By Michael Schroeder ERNI Switzerland
The second article from the series on data-driven projects, explores common challenges that arise during their execution. To illustrate these concepts, we will focus on one of ERNI’s latest project called GeoML. This second article focuses on the second part of the GeoML project: Idea2Proof.
Introduction
Data quality is a crucial factor in data-driven projects, and its significance is closely tied to the nature of the research question at hand. Achieving good data quality is a relative concept that must always be evaluated in relation to the requirements of the data-driven model. Data and the model should be seen as tandem, with their characteristics often described using the four Vs:
Volume
This refers to the quantity of data available. In our project, high-resolution satellite images covering the entirety of Switzerland amount to over 10 TB of data, which incurs significant storage costs. To address this, we have made the decision to reduce the image resolution. Processing these individual images and aligning them to the desired resolution and position necessitates the use of appropriate big data tools.
Variety
Different data sources and types present challenges in data-driven projects.

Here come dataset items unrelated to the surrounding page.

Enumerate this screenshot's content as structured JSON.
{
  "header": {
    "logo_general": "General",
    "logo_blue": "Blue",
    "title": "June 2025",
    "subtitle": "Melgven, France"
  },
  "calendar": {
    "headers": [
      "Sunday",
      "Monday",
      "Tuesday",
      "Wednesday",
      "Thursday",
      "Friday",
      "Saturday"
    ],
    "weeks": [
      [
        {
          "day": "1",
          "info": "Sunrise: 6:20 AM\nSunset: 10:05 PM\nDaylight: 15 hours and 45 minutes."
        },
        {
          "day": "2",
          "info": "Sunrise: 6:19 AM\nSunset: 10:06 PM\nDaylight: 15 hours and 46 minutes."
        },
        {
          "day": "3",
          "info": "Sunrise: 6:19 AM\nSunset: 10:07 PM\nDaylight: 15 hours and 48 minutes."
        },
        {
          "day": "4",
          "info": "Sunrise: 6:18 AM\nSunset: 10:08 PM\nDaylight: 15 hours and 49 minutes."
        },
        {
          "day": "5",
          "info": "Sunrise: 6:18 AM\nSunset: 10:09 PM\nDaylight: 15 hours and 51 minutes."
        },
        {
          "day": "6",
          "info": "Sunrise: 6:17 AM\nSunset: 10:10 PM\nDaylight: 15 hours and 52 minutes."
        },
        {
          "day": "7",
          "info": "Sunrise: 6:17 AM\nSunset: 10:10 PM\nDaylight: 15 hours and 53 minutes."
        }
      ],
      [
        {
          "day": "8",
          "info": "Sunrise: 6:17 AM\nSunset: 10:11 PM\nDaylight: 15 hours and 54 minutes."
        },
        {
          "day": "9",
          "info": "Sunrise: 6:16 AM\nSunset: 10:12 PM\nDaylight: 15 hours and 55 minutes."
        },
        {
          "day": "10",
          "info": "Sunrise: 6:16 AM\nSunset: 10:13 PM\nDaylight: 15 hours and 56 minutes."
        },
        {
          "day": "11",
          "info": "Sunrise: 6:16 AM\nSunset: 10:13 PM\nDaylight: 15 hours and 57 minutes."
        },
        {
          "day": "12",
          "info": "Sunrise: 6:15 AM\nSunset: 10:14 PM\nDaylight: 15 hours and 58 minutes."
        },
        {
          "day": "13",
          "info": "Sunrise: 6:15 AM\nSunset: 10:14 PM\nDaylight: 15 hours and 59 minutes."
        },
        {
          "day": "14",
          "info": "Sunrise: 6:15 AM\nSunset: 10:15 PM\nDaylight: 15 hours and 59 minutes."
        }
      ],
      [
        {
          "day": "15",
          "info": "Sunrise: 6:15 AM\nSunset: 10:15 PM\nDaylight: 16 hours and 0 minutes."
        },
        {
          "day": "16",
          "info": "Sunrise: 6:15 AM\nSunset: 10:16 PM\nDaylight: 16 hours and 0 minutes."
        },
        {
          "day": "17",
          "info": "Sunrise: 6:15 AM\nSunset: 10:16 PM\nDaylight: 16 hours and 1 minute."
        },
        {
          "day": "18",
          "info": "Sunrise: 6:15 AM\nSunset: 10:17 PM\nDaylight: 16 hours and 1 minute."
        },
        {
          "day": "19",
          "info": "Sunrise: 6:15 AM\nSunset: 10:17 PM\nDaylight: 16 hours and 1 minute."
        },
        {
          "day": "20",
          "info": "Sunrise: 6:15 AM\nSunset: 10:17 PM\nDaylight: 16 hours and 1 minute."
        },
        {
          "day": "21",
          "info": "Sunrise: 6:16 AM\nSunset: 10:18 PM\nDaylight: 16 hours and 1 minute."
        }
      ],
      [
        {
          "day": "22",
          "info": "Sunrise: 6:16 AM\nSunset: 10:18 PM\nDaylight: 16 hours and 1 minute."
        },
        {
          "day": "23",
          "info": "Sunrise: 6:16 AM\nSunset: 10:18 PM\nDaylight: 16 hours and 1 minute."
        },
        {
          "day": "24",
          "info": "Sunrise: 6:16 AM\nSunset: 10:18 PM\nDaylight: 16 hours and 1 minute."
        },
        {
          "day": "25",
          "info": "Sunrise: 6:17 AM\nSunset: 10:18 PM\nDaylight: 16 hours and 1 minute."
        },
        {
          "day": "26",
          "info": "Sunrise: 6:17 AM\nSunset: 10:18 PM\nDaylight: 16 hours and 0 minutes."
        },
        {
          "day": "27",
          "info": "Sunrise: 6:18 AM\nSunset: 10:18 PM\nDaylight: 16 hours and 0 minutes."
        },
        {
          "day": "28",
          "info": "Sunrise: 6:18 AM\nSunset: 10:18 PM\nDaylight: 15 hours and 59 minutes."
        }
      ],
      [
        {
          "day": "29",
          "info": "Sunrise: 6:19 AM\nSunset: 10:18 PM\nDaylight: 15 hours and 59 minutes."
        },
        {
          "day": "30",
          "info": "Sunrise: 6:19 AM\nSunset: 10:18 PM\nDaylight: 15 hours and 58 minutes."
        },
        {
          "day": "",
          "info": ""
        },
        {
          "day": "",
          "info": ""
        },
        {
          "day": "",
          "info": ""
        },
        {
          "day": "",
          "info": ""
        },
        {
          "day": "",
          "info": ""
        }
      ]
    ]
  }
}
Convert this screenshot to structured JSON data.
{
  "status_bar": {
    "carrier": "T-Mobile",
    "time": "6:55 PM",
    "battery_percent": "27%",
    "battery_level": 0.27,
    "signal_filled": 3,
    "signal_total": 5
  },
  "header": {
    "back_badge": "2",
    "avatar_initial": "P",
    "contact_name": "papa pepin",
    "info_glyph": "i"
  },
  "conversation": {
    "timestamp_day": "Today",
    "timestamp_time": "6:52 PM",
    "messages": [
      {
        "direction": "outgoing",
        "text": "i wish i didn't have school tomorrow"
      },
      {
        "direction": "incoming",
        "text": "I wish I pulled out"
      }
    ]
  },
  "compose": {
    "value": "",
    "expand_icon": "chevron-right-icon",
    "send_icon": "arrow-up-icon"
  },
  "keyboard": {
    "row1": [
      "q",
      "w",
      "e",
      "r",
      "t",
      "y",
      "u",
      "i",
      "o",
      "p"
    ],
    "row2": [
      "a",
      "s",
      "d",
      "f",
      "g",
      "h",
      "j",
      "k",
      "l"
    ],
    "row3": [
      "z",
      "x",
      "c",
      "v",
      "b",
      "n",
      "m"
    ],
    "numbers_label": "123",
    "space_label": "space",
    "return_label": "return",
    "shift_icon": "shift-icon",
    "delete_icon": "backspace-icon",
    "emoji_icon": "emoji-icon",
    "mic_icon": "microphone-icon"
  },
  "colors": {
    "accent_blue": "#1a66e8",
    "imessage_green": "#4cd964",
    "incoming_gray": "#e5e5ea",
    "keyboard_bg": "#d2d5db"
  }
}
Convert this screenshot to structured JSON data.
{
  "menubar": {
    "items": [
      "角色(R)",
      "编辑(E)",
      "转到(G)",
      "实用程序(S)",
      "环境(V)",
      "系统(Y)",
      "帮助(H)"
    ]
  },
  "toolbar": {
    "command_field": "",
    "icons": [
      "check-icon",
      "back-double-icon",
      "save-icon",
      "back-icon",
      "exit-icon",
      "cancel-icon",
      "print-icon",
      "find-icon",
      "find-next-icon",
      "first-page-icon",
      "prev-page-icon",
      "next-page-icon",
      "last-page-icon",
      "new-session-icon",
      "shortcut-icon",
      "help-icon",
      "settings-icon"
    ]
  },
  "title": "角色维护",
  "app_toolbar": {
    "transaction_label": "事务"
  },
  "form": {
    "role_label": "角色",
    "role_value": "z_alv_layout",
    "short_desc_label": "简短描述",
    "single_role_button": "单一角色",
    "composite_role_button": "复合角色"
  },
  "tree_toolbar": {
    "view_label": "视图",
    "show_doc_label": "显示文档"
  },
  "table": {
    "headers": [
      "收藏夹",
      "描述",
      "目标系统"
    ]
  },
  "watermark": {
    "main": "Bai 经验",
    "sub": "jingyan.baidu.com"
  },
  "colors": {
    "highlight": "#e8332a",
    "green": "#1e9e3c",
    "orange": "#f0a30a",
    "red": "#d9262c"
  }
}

In our case, we integrate various data sources, including satellite images (in raster format), road accident data (spatial and temporal points), road networks (spatial lines), and traffic load data (sparse spatial and temporal data). Conceptual competence is required to combine these different data types effectively and assess their relevance to the original question.
Velocity & Veracity
Also play crucial roles in ML-based projects. Ensuring the timely processing and adaptation of data as well as assessing the accuracy and reliability of the data are essential aspects that impact the overall success and performance of the ML algorithm.
Data metric definition
Once the research question is clear and the data has been cleansed, the next step is to effectively utilise the data. Many projects encounter difficulties at this stage, either by choosing an algorithm that does not align with the data or by selecting one that cannot address the research question adequately. Therefore, we need to define a risk metric applicable to the project based on the available data.

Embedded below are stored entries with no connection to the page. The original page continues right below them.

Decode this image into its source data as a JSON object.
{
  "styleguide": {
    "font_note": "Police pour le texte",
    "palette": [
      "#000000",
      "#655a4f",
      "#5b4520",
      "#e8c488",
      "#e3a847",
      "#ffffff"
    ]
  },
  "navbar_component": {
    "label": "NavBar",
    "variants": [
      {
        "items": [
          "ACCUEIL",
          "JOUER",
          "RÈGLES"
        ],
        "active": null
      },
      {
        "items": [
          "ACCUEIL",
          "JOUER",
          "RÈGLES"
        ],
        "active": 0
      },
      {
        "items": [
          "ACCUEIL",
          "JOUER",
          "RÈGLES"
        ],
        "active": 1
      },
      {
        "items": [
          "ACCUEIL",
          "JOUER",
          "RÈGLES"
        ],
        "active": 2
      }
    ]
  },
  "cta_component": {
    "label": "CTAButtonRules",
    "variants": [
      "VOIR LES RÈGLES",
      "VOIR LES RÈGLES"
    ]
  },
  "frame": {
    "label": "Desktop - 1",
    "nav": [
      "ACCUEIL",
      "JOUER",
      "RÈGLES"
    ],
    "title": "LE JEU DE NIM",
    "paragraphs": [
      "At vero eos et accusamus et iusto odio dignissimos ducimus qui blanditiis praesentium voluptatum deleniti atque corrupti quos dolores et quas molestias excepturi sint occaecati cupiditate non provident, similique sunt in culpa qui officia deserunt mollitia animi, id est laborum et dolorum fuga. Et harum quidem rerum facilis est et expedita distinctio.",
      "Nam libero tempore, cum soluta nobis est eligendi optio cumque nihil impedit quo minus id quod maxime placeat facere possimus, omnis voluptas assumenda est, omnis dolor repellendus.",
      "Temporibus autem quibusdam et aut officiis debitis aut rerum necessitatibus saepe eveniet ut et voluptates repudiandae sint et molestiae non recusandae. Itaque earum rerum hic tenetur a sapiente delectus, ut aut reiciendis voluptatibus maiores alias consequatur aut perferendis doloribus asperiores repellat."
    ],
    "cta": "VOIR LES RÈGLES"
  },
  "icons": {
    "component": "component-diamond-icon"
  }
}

Not all accidents are equal; the severity of an accident differs. To account for this, we have normalised the number of accidents based on factors such as road infrastructure and traffic volume. Additionally, accidents resulting in severe injuries or fatalities carry greater weight. By considering these factors, we have defined a risk index for each road segment, which we subsequently categorized into five levels, serving as our target variable.
Algorithm development
After defining our target variable, the next step is to choose a suitable algorithm. There are no strict guidelines for this decision, as it varies case by case. Depending on the problem’s complexity, involving an experienced data scientist is crucial. The choice of algorithm class (e.g., regression, classification, clustering) should align with the defined research question, while model selection and parametrisation require expertise and experience. It is important to ensure that the model has an appropriate size (e.g., number of parametres) to distinguish artifacts from genuine statistical patterns. Furthermore, mitigating systematic biases in data distributions between training and testing data during model operation poses an additional challenge.
Conclusion
Data quality is paramount in data-driven projects, and its assessment must be tailored to the specific question at hand. Overcoming challenges related to data quality, volume, variety, and algorithm selection is vital for successful project outcomes. By addressing these challenges in our case study, we strive to develop an effective algorithm that can leverage diverse data sources and provide meaningful insights for decision-making purposes.